In my neighborhood in Brooklyn, fathers are everywhere. They're moseying out of the dignified brownstones that line the streets; they're in the coffee shops downing lattes for strength; they're wiping drool from their infants' faces with faded college T-shirts. Is it possible that all 143,000 stay-at-home dads in America—the number tallied by the U.S. Census Bureau last year—live down the block from me? They amble past on their way to the park, pushing their Maclarens, and smile at me broadly: Hey, lady, we're in this together.
But what are those mysterious expressions flickering across their faces as they fasten the Velcro on their babies' spillproof bibs? Fatherhood has got to be a confusing gig these days. These men have had their sturdy briefcases yanked from them recently—the 50-50 dad, even the stay-at-home dad, may have emerged in the '70s, but the phenomenon has only lately come into being as an acceptable way of life, and I imagine it is causing a storm of mixed emotion.

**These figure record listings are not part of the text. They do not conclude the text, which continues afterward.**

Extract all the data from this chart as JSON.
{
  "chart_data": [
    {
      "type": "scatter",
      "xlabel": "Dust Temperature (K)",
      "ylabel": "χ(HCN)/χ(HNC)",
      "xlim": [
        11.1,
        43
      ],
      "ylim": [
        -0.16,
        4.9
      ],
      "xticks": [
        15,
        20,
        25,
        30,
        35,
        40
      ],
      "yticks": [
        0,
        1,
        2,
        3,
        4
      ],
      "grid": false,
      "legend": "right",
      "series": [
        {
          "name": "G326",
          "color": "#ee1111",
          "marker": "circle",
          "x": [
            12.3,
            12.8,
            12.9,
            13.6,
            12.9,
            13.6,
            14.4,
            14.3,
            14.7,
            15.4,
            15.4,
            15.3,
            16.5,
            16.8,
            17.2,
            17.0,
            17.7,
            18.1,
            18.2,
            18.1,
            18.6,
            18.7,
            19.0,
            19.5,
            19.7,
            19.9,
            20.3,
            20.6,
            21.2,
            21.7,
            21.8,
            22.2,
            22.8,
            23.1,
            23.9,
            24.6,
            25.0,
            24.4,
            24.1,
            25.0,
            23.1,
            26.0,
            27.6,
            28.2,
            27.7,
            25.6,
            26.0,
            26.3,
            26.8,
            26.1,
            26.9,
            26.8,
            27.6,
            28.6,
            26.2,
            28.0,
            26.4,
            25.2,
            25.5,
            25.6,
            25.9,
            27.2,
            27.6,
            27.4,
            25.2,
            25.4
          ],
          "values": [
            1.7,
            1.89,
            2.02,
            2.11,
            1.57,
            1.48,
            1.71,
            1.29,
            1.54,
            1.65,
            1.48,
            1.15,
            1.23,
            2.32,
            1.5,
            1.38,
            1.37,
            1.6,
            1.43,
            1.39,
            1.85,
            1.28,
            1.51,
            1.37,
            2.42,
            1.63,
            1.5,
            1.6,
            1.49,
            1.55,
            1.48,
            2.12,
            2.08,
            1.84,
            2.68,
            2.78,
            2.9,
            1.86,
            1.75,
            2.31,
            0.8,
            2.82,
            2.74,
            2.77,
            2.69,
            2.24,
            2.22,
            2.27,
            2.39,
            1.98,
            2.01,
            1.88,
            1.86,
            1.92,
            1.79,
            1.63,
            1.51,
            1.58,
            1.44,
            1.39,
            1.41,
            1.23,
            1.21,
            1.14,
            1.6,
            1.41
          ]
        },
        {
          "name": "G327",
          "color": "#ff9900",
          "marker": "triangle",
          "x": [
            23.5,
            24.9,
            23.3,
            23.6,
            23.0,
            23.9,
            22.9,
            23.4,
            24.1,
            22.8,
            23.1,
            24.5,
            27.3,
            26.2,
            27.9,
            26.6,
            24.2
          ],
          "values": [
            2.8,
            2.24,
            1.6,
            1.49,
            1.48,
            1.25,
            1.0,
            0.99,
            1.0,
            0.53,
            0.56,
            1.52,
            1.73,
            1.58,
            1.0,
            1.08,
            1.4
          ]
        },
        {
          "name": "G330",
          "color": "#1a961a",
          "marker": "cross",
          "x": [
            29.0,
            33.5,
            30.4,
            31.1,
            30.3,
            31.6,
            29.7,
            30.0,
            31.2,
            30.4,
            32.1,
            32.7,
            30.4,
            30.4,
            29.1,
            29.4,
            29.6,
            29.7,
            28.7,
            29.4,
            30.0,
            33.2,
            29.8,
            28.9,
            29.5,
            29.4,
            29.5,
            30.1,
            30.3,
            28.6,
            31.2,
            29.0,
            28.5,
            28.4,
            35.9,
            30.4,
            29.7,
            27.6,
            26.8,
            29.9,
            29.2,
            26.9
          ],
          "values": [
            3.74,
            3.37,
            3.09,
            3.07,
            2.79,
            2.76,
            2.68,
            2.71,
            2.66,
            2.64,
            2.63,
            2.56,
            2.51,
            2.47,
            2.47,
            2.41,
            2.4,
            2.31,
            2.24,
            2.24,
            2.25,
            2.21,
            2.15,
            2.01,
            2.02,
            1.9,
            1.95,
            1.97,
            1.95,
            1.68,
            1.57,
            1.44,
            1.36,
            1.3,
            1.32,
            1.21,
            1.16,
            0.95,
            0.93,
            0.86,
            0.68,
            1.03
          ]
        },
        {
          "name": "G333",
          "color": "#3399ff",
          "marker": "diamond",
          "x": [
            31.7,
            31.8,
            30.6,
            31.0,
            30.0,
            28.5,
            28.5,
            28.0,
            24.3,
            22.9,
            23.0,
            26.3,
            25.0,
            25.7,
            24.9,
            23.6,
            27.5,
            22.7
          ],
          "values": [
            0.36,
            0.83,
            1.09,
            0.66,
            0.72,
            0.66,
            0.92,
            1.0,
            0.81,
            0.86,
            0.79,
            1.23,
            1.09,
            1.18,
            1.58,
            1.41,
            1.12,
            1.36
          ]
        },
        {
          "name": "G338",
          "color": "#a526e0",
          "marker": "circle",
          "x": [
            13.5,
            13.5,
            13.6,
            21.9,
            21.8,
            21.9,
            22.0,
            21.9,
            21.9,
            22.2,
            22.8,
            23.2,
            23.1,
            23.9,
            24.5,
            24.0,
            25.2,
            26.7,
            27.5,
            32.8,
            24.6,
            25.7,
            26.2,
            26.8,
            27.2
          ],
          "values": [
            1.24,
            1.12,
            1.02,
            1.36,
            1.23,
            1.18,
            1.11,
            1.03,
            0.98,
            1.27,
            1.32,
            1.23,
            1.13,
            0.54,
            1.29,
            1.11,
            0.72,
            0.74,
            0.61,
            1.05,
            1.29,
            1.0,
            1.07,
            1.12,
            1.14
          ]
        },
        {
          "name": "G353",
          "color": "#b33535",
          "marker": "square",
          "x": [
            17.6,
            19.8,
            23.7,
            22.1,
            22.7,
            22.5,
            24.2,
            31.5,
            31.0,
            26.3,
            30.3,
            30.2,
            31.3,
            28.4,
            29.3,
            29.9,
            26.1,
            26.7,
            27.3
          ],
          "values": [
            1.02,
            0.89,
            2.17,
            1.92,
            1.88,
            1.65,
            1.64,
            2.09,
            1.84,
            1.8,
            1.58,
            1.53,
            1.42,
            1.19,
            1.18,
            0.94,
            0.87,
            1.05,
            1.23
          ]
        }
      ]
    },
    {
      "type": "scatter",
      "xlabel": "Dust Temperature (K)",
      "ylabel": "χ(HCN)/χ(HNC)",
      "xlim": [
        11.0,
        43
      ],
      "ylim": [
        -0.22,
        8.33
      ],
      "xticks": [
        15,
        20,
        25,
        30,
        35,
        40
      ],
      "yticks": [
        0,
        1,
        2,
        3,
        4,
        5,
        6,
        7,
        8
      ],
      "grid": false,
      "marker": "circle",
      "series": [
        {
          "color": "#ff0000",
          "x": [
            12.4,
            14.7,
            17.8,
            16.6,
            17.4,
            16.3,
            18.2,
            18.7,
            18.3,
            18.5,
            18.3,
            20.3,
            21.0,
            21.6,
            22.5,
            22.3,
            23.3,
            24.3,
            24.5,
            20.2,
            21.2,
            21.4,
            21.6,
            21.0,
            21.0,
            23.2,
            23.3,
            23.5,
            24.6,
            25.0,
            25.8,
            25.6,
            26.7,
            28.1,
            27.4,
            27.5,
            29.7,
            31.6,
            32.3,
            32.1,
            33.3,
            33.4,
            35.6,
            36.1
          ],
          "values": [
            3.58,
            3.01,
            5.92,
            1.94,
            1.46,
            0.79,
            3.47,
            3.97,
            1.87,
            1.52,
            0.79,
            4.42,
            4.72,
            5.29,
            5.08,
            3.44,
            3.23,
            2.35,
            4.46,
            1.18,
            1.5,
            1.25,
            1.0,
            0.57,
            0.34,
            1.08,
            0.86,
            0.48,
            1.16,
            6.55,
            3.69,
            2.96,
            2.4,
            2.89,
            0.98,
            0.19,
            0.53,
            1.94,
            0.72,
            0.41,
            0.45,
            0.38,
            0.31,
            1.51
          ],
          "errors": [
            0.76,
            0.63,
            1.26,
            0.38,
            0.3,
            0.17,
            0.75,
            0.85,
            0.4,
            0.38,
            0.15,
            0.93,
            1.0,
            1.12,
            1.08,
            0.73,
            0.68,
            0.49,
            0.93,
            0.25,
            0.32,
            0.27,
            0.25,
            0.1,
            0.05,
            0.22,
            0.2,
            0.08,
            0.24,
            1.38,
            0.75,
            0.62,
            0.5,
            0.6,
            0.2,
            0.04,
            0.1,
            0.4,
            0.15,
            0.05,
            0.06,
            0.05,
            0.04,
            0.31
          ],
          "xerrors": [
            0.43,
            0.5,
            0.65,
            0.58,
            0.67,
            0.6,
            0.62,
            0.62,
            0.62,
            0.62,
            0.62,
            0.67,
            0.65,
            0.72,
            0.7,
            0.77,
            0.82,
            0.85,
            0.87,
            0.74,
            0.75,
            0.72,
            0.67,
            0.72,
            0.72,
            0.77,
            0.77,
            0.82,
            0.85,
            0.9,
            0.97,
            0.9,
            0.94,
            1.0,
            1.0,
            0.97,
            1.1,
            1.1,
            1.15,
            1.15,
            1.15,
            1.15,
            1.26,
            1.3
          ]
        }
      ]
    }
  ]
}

Turns out, it is. Enough, at least, to prompt a few of these newfangled fathers to put pen to paper. At first, I couldn't think of a single book that offered a portrait of the 21st-century dad, a man who has outgrown his stereotype. But then I remembered The Bastard on the Couch, Daniel Jones's sulky 2004 response to The Bitch in the House, the anthology edited by his wife, Cathi Hanauer, and that—along with a quick search on Amazon—led me to discover that a modern fatherhood genre has been slowly developing in literature. Let's call it "dada-lit." (Or should we, as payback for "chick-lit," call it "dick-lit"?)
"We're expected to express our feelings, to take care of our children when our wives are working, to do the housework, to be patient while our kids puke over our shoulders," laments Fred Leebron, one of the Bastards, in his essay "I Am Man, Hear Me Bleat." "But what husband hasn't stood in the doorway of the typical scene of domestic tranquility (kids and wife sitting shoulder to shoulder, playing) and wondered—just how the hell do I fit into all this?" No matter how evolved he becomes, will Mr. Mom ever feel like more than a cross-dresser at home in an apron?
Elisha Cooper and Neal Pollack, the most recent entrants in the fatherhood-mined-for-memoir category, ponder this very question. In their respective books, Crawling: A Father's First Year and Alternadad, we learn what it is like to try to stand firm on this ever-shifting ground. These authors, both of whom spend a good portion of their day with their kids, strike completely different tones. Yet the two men express similar anxieties. Both bristle at the idea of becoming the stifled parent, the one who, according to Cooper, is no longer "driving to the mountains, having sex in the afternoon, playing sports whenever we want," or the one, as Pollack puts it, "whose interest in popular music, or not so popular music, died the day our first kid was born."
But these guys, pioneer at-homers that they are, are not the first to point out the complexities of dadism. In 1986, Bill Cosby published his best-seller Fatherhood, in which he identified the problem that has no name: "[A father's] role is simply to be there, sharing all the chores with his wife. Let her have the babies; but after that, try to share every job around. If the new American father feels bewildered, let him take comfort from the fact that whatever he does has a 50 percent chance of being right. Having five children has taught me a truth as cosmic as any that you can find on a mountain in Tibet: There are no absolutes in raising children."